Efficacy and Safety of Nemolizumab in Subjects With Moderate-to-Severe Atopic Dermatitis
Purpose
The main purpose of the study was to assess the efficacy and safety of nemolizumab after a 16-week treatment period in adult and adolescent subjects with moderate-to-severe atopic dermatitis (AD) not adequately controlled with topical treatments.
Condition
- Moderate-to-Severe Atopic Dermatitis
Eligibility
- Eligible Ages
- Over 12 Years
- Eligible Sex
- All
- Accepts Healthy Volunteers
- No
Inclusion Criteria
- Male or female subjects aged greater than and equal to (>=) 12 years at the screening visit. - Chronic atopic dermatitis (according to American Academy of Dermatology Consensus Criteria) that has been present for at least 2 years before the screening visit. - Eczema Area and Severity Index (EASI) score >=16 at the screening and baseline visits. - Investigator Global Assessment (IGA) score >= 3 (scale of 0 to 4) at the screening and baseline visits. - AD involvement >= 10 percent (%) of body surface area (BSA) at screening and baseline visits. - Peak Pruritus Numerical Rating Scale (PPNRS) score of at least 4.0 at the screening and baseline visit. - Documented recent history of inadequate response to topical medications (topical corticosteroids [TCS] with or without Topical calcineurin inhibitors [TCI]). - Female subjects of childbearing potential (that is, fertile, following menarche and until becoming postmenopausal unless permanently sterile) must agree either to be strictly abstinent throughout the study and for 12 weeks after the last study drug injection, or to use an adequate and approved method of contraception throughout the study and for 12 weeks after the last study drug injection.
Exclusion Criteria
- Body weight (<) 30 kilograms (kg). - Exacerbation of asthma requiring hospitalization in the preceding 12 months. Uncontrolled asthma in the preceding 3 months. - Cutaneous infection within 1 week before the baseline visit, any infection requiring treatment with oral or parenteral antibiotics, antivirals, antiparasitics or antifungals within 2 weeks before the baseline visit, or any confirmed or suspected coronavirus disease (COVID)-19 infection within 2 weeks before the screening or baseline visit. - Pregnant women, breastfeeding women, or women planning a pregnancy during the clinical study.

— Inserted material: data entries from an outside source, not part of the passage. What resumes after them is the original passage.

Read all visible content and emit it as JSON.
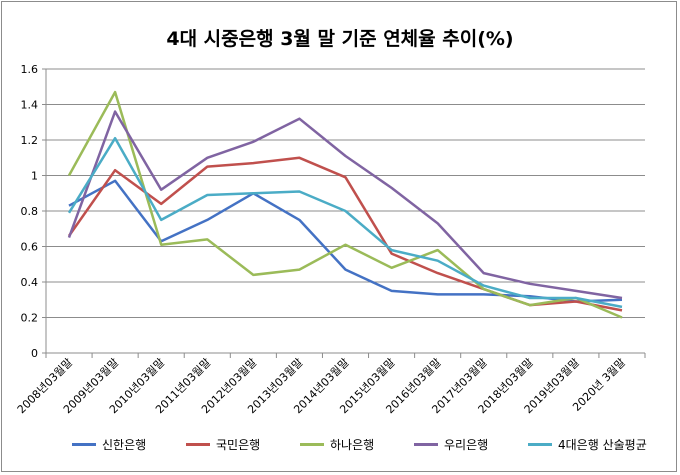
{
  "chart_data": {
    "type": "line",
    "title": "4대 시중은행 3월 말 기준 연체율 추이(%)",
    "categories": [
      "2008년03월말",
      "2009년03월말",
      "2010년03월말",
      "2011년03월말",
      "2012년03월말",
      "2013년03월말",
      "2014년03월말",
      "2015년03월말",
      "2016년03월말",
      "2017년03월말",
      "2018년03월말",
      "2019년03월말",
      "2020년 3월말"
    ],
    "ylim": [
      0,
      1.6
    ],
    "yticks": [
      "0",
      "0.2",
      "0.4",
      "0.6",
      "0.8",
      "1",
      "1.2",
      "1.4",
      "1.6"
    ],
    "grid": true,
    "legend_position": "bottom",
    "series": [
      {
        "name": "신한은행",
        "color": "#4472c4",
        "values": [
          0.83,
          0.97,
          0.63,
          0.75,
          0.9,
          0.75,
          0.47,
          0.35,
          0.33,
          0.33,
          0.32,
          0.29,
          0.3
        ]
      },
      {
        "name": "국민은행",
        "color": "#c0504d",
        "values": [
          0.66,
          1.03,
          0.84,
          1.05,
          1.07,
          1.1,
          0.99,
          0.56,
          0.45,
          0.36,
          0.27,
          0.29,
          0.24
        ]
      },
      {
        "name": "하나은행",
        "color": "#9bbb59",
        "values": [
          1.0,
          1.47,
          0.61,
          0.64,
          0.44,
          0.47,
          0.61,
          0.48,
          0.58,
          0.36,
          0.27,
          0.31,
          0.2
        ]
      },
      {
        "name": "우리은행",
        "color": "#8064a2",
        "values": [
          0.65,
          1.36,
          0.92,
          1.1,
          1.19,
          1.32,
          1.11,
          0.93,
          0.73,
          0.45,
          0.39,
          0.35,
          0.31
        ]
      },
      {
        "name": "4대은행 산술평균",
        "color": "#4bacc6",
        "values": [
          0.79,
          1.21,
          0.75,
          0.89,
          0.9,
          0.91,
          0.8,
          0.58,
          0.52,
          0.38,
          0.31,
          0.31,
          0.26
        ]
      }
    ]
  }
}
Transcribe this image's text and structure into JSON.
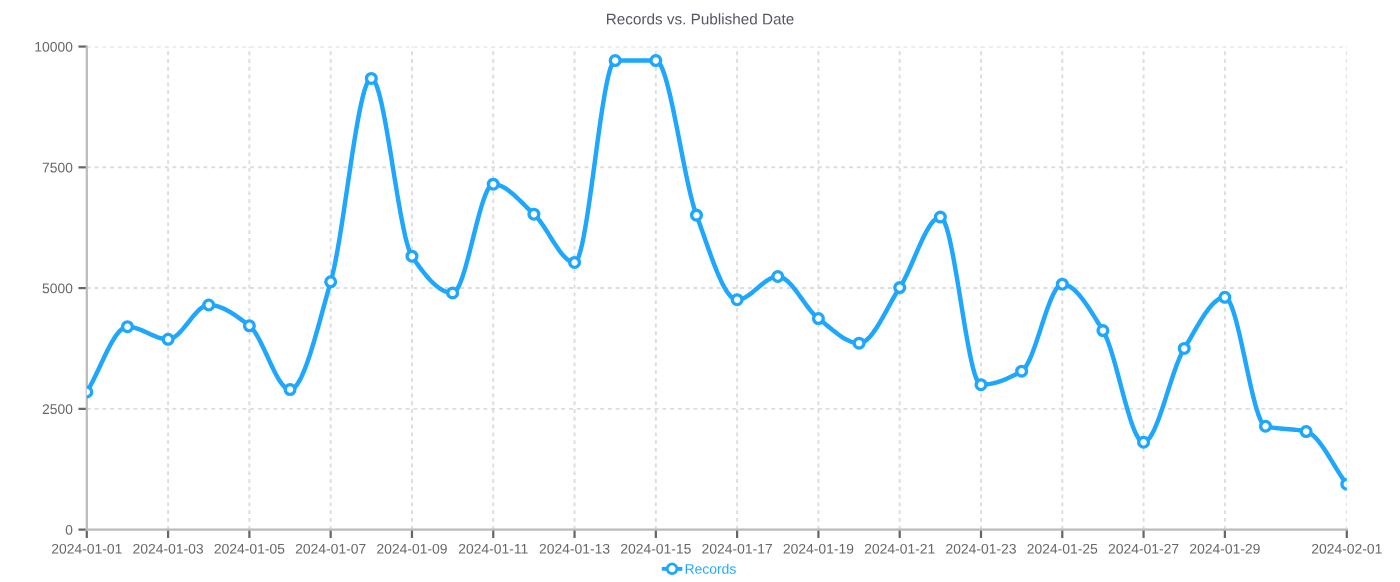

Note: Subjects with chronic, stable use of prophylactic treatment for recurrent herpes viral infection can be included in this clinical study. - History of hypersensitivity (including anaphylaxis) to an immunoglobulin product (plasma-derived or recombinant, example, monoclonal antibody) or to any of the study drug excipients. - Any clinically significant issue, based on investigator judgement.
Study Design
- Phase
- Phase 3
- Study Type
- Interventional
- Allocation
- Randomized
- Intervention Model
- Parallel Assignment
- Primary Purpose
- Treatment
- Masking
- Quadruple (Participant, Care Provider, Investigator, Outcomes Assessor)
- Masking Description
- Treatment
Arm Groups
Arm | Description | Assigned Intervention |
---|---|---|
Placebo Comparator Placebo |
Placebo |
|
Experimental Nemolizumab |
Nemolizumab Active |
|
Recruiting Locations
More Details
- NCT ID
- NCT03985943
- Status
- Completed
- Sponsor
- Galderma R&D
Detailed Description
This was a randomized, double-blind, placebo-controlled, multi-center, parallel-group study in adult and adolescent subjects of age 12 years and above with moderate-to-severe AD. Eligible subjects had a documented history of inadequate response to topical AD medication(s). Approximately 750 subjects were randomized in 2:1 to receive either nemolizumab or placebo, stratified by baseline disease severity (Investigator's Global Assessment (IGA) = 3, moderate; IGA = 4, severe) and peak pruritus numeric rating scale (PP NRS) severity (PP NRS >= 7; PP NRS < 7). A minimum of 250 subjects were randomized in each PP NRS strata. All nemolizumab-treated subjects who were clinical responders at Week 16 (i.e., the end of initial treatment [Initial Treatment Period]/beginning of Maintenance Period) were re-randomized (1:1:1) to different treatment regimens (nemolizumab injections Q4W or every 8 weeks (Q8W) [with placebo injections at Weeks 20, 28, 36, and 44 to maintain the blind] or placebo Q4W). A clinical responder was defined as a subject at Week 16 with an IGA of 0 (clear) or 1 (almost clear) or a >= 75% improvement in EASI from baseline (EASI-75). All placebo-treated subjects who responded to placebo during the Initial Treatment Period continued to receive placebo Q4W in the Maintenance Period.